This is where I am for the next month or so. A small log house perched on a mountain slope at 7500 feet, thirty miles northeast of Santa Fe (over the mountains, as the crows fly, much farther by car). Twenty-five miles northwest of Las Vegas, forty miles south of Taos, on the eastern flank of the Sangre de Cristo Mountains, at the southern end of the Rockies.
Through the windows at the front of the house, we look north and west across the valley to a snow-covered ridge that rises to nearly ten thousand feet. We can look down-valley, east and south, to Cerro Pelón, bald, burly, white-caped. Distances are deceptive. This extinct volcano--once an inferno of fiery, liquid rock, now cold, solid stone, immovable--may look close, but it’s thirty miles away and millions of years old. I feel some astonishment at this: at what seems to be an unchangeable landscape, but is constantly changing and being changed. In the life of the earth, it’s fire one day, rock the next.
Nearer by is a famous mountain. Earlier people in this region called it El Cerro del Tecolote, Owl Mountain; now it’s called Hermit’s Peak, in honor of an Italian recluse named Giovanni Maria Agostiani, who came there to live in 1863, in a shallow cave below the bristlecone pines that rim the eastern, dawn-facing cliff, incandescent in the morning sun. I often try to imagine the solitude of that cave in the cool blessedness of the summers, the frigid, ice-clad fury of the winters. I can’t.
My view of Agostiani’s mountain--Hermit's Peak--is blocked by that ridge behind our house. When I look out the window of my writing loft at the back, all I can see are the snow-laden pines rises against the blue oh so blue New Mexico sky. But whether I can see it or not, Hermit’s Peak is still there, far beyond what is safe and imaginable. Who was the hermit, really, beyond the tales that are told about him? Whatever his story, Agostiani took it with him when he left the mountain in 1867. Two years later, his body was found beyond another mountain to the south of here, near Las Cruces. There was a dagger in his back.
Sadly (at least for all the wishful thinkers), there was almost no snow in our part of Texas last week. Cold, though, below freezing, so I imagine there isn't much left of the garden but the kale and maybe some chard. Here, we had one bitterly cold morning, but it's been warm in my loft and the writing is coming along well. Moving along fairly steadily on Mourning Gloria and am into the third chapter (about 11,000 words). I worked out a back story but it's already been turned upside-down. I like it when the characters have minds of their own and want to go off on their own directions. Makes my work a lot easier. If they're making it up as they go along, I don't have to. This book has morning glories as the "signature" herb, but I'm more broadly interested in the many psychoactive plants used for ritual purposes in the Southwest, Mexico, and Central America. I haven't written about them before, and the research is fascinating.

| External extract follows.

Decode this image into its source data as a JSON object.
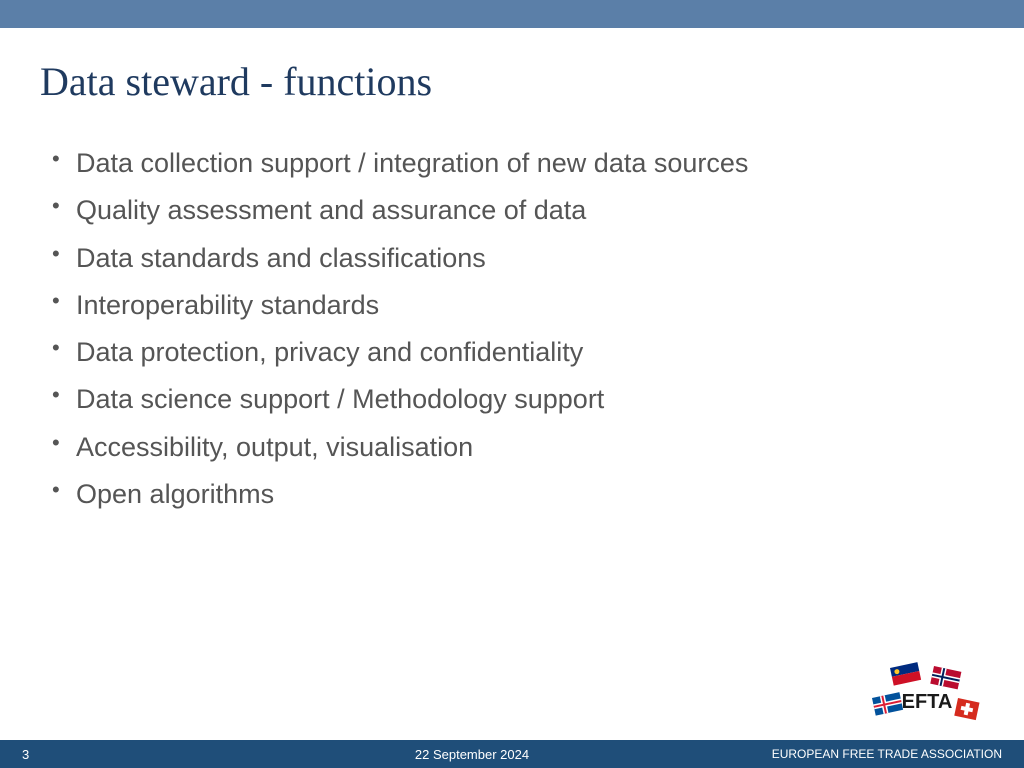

Nothing much happening here besides the writing. Dinner one night with friends, a bachelor neighbor over for supper, another couple for drinks. Community potluck coming up at the end of the week. Walks with the dogs, knitting, reading: right now, John Opie's book on the Ogallala aquifer, just finished Heller's biography of Ayn Rand and the new bio of Molly Ivins. Watched a couple of old movies, Anatomy of a Murder and Advice and Consent. Lovely quiet time.

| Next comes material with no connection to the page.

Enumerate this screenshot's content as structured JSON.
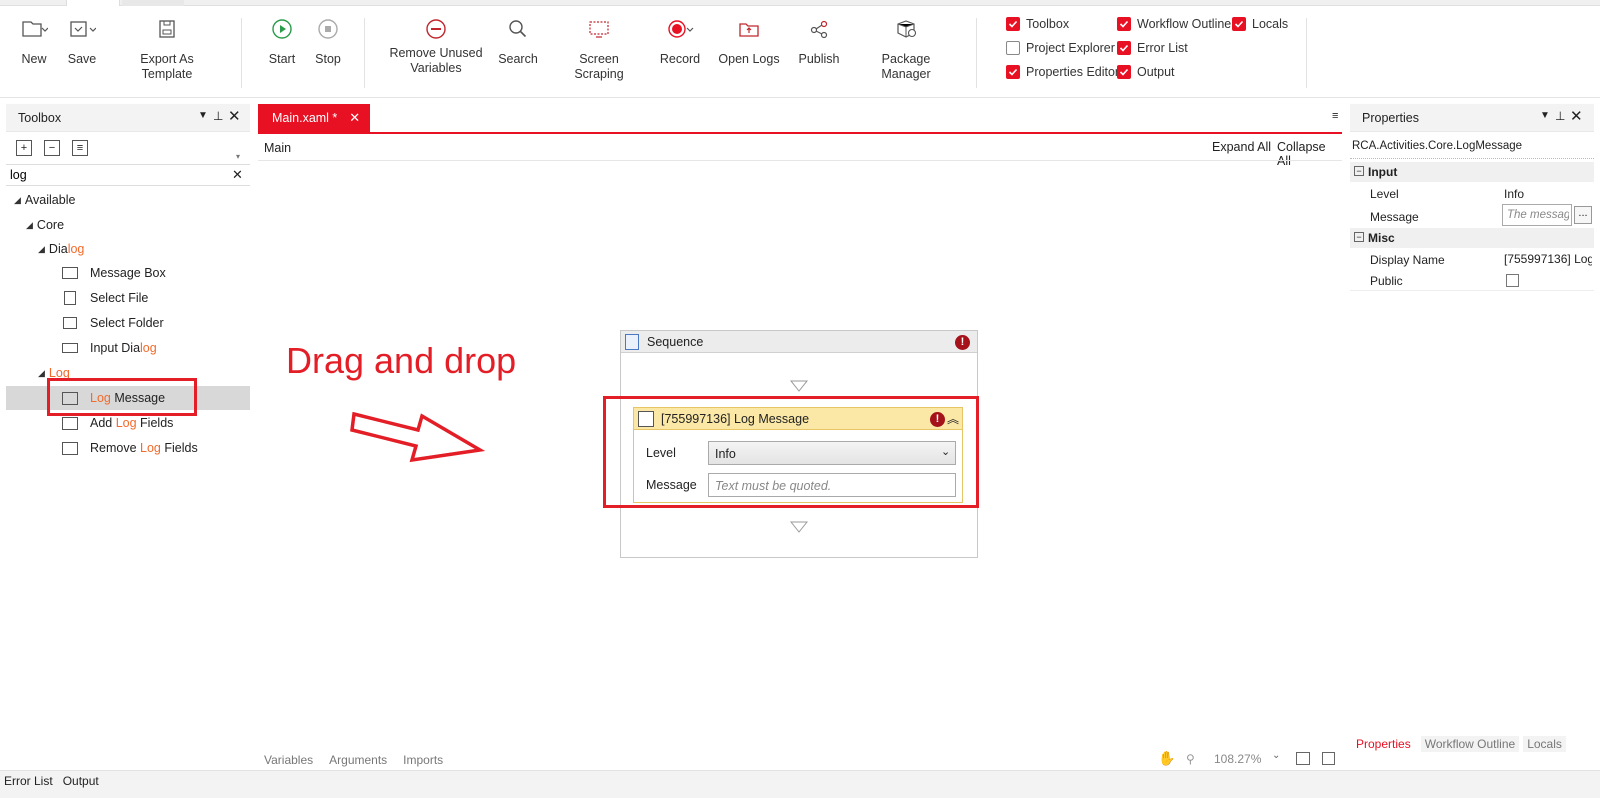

Reading note: We humans have fallen far from the grace we once had, when we could look on every mountain with fear and reverence, but we have also crept slowly back from the depths, when we needed to have our names carved on every mountain top and a passenger pigeon in every pot. We seem mostly to be moving in some kind of right direction, if only we aren't too late.--Barbara Kingsolver
Afterword: I'm having a devil of a time with replies to your comments. I've been reporting the problem since summer. Sometimes the Typepad techs come up with a fix (new browser, upgraded browser, change the reply settings, etc). I even deleted my blogrolls, thinking that the stuff in the sidebars might be interacting with the reply function. I try to reply to every comment, but most of the time I'm frustrated by a problem Typepad can't seem to fix. Sorry.